By the time Stuart Broad and Graeme Swann took the attack to Australia on day three the game had been and gone; it was entertaining and boosted morale to some extent but only delayed the inevitable after England had collapsed from 58-0 to 82-5, Mitchell Johnson for once doing the damage. Broad followed up his 6-91 with an entertaining 61 to help swell England's second innings by 163 runs in a 24-over session but it only papered over the cracks. The Test acted as a sharp reminder that for all of England's good intentions, they could not afford to get it wrong on the first couple of days. It was a useful, if somewhat unwanted, lesson ahead of what would now be the series decider in the fifth Test at the Oval.

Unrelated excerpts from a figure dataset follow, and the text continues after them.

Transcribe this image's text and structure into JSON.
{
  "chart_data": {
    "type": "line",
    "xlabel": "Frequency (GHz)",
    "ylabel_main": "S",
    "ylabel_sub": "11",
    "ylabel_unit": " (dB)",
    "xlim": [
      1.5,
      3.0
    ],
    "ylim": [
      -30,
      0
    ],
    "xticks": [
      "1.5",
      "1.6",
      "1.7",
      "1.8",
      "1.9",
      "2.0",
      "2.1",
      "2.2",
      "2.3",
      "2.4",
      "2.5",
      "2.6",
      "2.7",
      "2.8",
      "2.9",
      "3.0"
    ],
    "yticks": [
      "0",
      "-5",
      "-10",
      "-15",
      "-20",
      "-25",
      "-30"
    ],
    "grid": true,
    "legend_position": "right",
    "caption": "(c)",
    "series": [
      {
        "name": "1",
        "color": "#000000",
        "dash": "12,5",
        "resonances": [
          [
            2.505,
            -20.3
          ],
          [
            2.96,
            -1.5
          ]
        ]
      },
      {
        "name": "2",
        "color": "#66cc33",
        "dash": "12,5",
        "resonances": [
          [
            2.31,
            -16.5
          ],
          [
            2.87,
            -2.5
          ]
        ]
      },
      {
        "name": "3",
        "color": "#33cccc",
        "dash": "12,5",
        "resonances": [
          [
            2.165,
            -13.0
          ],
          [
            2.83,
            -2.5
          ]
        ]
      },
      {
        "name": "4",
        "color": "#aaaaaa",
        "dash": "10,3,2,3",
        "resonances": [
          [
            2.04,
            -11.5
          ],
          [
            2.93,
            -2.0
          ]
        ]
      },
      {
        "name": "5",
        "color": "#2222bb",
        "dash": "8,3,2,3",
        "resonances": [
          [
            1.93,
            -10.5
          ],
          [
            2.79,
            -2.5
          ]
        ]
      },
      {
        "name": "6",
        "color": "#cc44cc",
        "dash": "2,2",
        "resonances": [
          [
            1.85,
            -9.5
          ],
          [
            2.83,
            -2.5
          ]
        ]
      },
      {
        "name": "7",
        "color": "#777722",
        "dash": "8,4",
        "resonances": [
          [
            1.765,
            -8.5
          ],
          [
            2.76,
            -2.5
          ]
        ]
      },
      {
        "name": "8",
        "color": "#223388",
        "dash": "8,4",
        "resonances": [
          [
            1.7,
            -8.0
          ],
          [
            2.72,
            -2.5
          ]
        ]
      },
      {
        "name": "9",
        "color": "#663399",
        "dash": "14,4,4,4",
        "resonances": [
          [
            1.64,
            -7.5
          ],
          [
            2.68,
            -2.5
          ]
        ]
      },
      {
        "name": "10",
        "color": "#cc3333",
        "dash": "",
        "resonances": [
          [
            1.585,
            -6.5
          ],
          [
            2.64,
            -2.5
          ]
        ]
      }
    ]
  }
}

Sir Ian Botham: fifth Test, the Oval - England win by 197 runs
Stuart Broad has had a lot of cricket since that fantastic day at the Oval when he ran through the Aussies to tilt the final Test in England's favour - and in the year or so since then there have been plenty of ups as well as downs - but if he wants to think back to that spell when he took 5-26 in nine overs and use it as his yardstick, then that's fine. Broad performs at his best when he bowls with controlled aggression, principally aiming to hit the top of off-stump but with the occasional other ball mixed in. We all said at the time that we hoped he'd come of age and while things haven't always gone his way since, he's had a taste of what it's like to beat the Aussies and that performance should always be in the back of his mind as a benchmark.
Winning or losing the Ashes all comes down to picking the right players - ones that can handle the pressure and perform when it matters and Jonathan Trott certainly fitted that bill in 2009. He had learnt his trade the hard way and looked well-sorted to make the most of his chance; he looked like a man who belonged and but for a brilliant reaction catch by Simon Katich he might have posted a big score in the first innings. He did score a century second time around and the Aussies had no way back. It will be a different experience for him in Australia, as it will for a lot of the other players - they will have to learn and adapt very quickly. But he showed with that innings that he is capable of doing all that.